Understanding the sources of the dataset used to train a
language model is therefore important for assessing the
model's biases and reliability. In the case of ChatGPT, the
model was trained on an extensive selection of data sources
including the following source types.
1) Websites: Content from millions of websites,
including news articles and blog posts covering a
wide array of topics, such as science, technology,
politics, history, and culture.
2) Books: Excerpts from books, both fiction and non-
fiction, exposing the model to a variety of different
writing styles, genres, and narrative structures.
3) Online forums: This includes content collected
from online forums and discussion boards, such as
Reddit and Stack Overflow, providing ChatGPT with
examples of informal language and conversation, as
well as a variety of opinions and viewpoints.
4) Social media: Text from social media platforms,
including Twitter and Facebook, was used to help
ChatGPT understand shorter and more casual forms
of text, including slang and abbreviations.

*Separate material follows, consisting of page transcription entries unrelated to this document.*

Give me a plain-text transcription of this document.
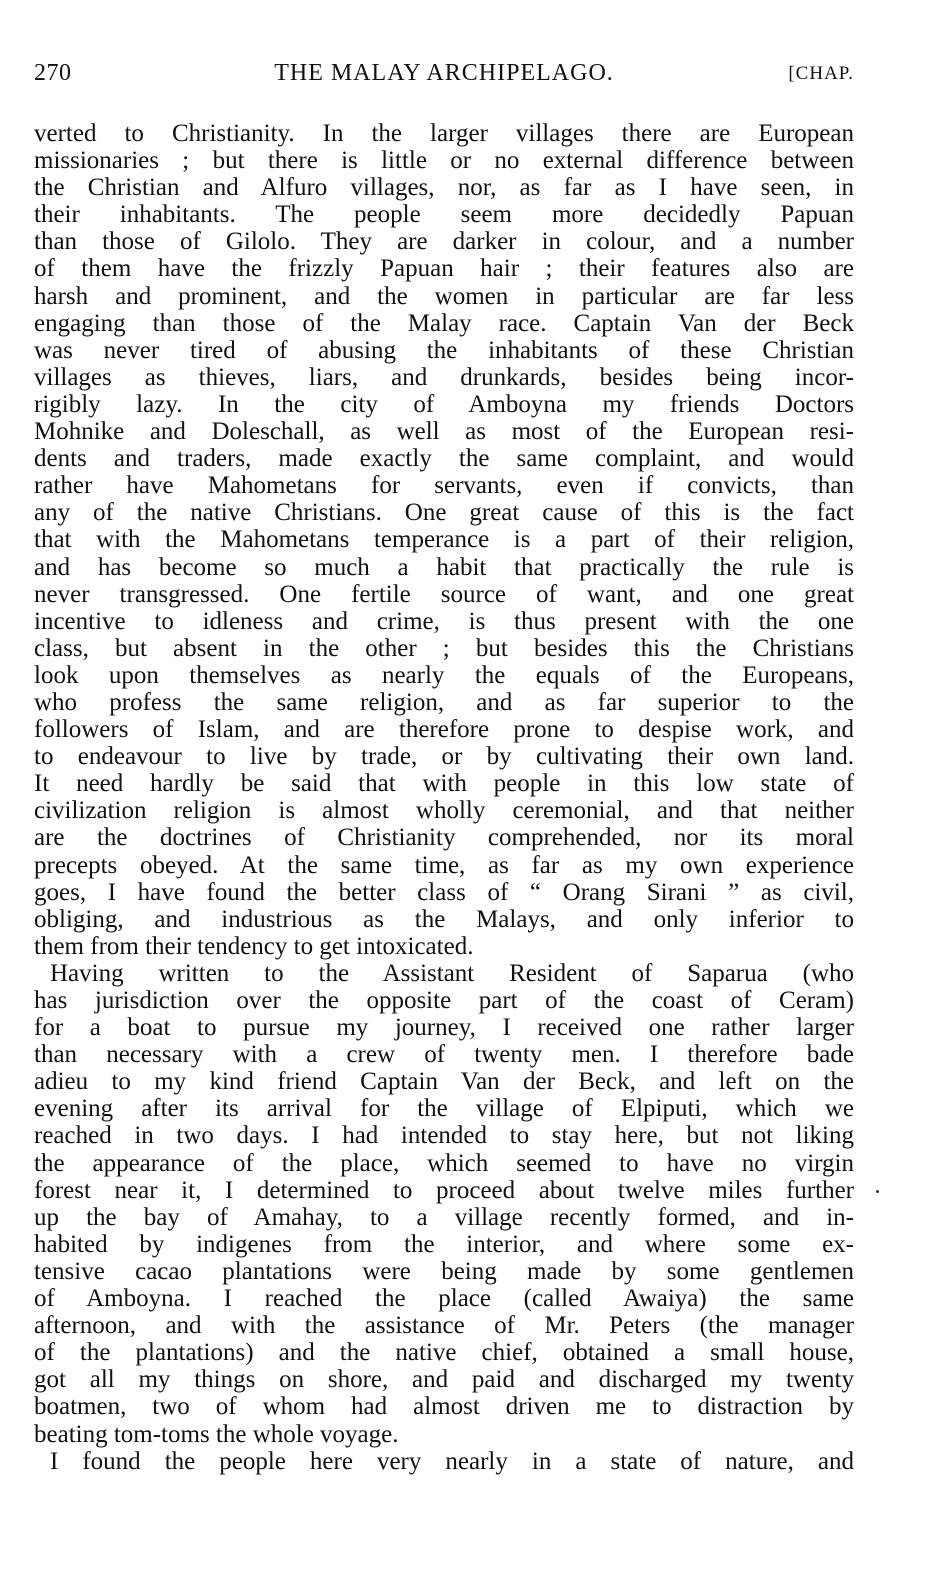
270	THE MALAY ARCHIPELAGO.	[CHAP.
verted to Christianity. In the larger villages there are European
missionaries ; but there is little or no external difference between
the Christian and Alfuro villages, nor, as far as I have seen, in
their inhabitants. The people seem more decidedly Papuan
than those of Gilolo. They are darker in colour, and a number
of them have the frizzly Papuan hair ; their features also are
harsh and prominent, and the women in particular are far less
engaging than those of the Malay race. Captain Van der Beck
was never tired of abusing the inhabitants of these Christian
villages as thieves, liars, and drunkards, besides being incor-
rigibly lazy. In the city of Amboyna my friends Doctors
Mohnike and Doleschall, as well as most of the European resi-
dents and traders, made exactly the same complaint, and would
rather have Mahometans for servants, even if convicts, than
any of the native Christians. One great cause of this is the fact
that with the Mahometans temperance is a part of their religion,
and has become so much a habit that practically the rule is
never transgressed. One fertile source of want, and one great
incentive to idleness and crime, is thus present with the one
class, but absent in the other ; but besides this the Christians
look upon themselves as nearly the equals of the Europeans,
who profess the same religion, and as far superior to the
followers of Islam, and are therefore prone to despise work, and
to endeavour to live by trade, or by cultivating their own land.
It need hardly be said that with people in this low state of
civilization religion is almost wholly ceremonial, and that neither
are the doctrines of Christianity comprehended, nor its moral
precepts obeyed. At the same time, as far as my own experience
goes, I have found the better class of “ Orang Sirani ” as civil,
obliging, and industrious as the Malays, and only inferior to
them from their tendency to get intoxicated.
Having written to the Assistant Resident of Saparua (who
has jurisdiction over the opposite part of the coast of Ceram)
for a boat to pursue my journey, I received one rather larger
than necessary with a crew of twenty men. I therefore bade
adieu to my kind friend Captain Van der Beck, and left on the
evening after its arrival for the village of Elpiputi, which we
reached in two days. I had intended to stay here, but not liking
the appearance of the place, which seemed to have no virgin
forest near it, I determined to proceed about twelve miles further
up the bay of Amahay, to a village recently formed, and in-
habited by indigenes from the interior, and where some ex-
tensive cacao plantations were being made by some gentlemen
of Amboyna. I reached the place (called Awaiya) the same
afternoon, and with the assistance of Mr. Peters (the manager
of the plantations) and the native chief, obtained a small house,
got all my things on shore, and paid and discharged my twenty
boatmen, two of whom had almost driven me to distraction by
beating tom-toms the whole voyage.
I found the people here very nearly in a state of nature, and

5) Conversational data: Conversational data from
customer support logs, public chat rooms, and other
sources to improve ChatGPT’s ability to engage in
dialogue and understand the context in a
conversational setting.
ChatGPT-4
At the time of writing, ChatGPT’s model is powered by the
GPT-4 architecture. This model is the latest version in a
series of GPT models and the culmination of decades of
research and innovation in large language modeling.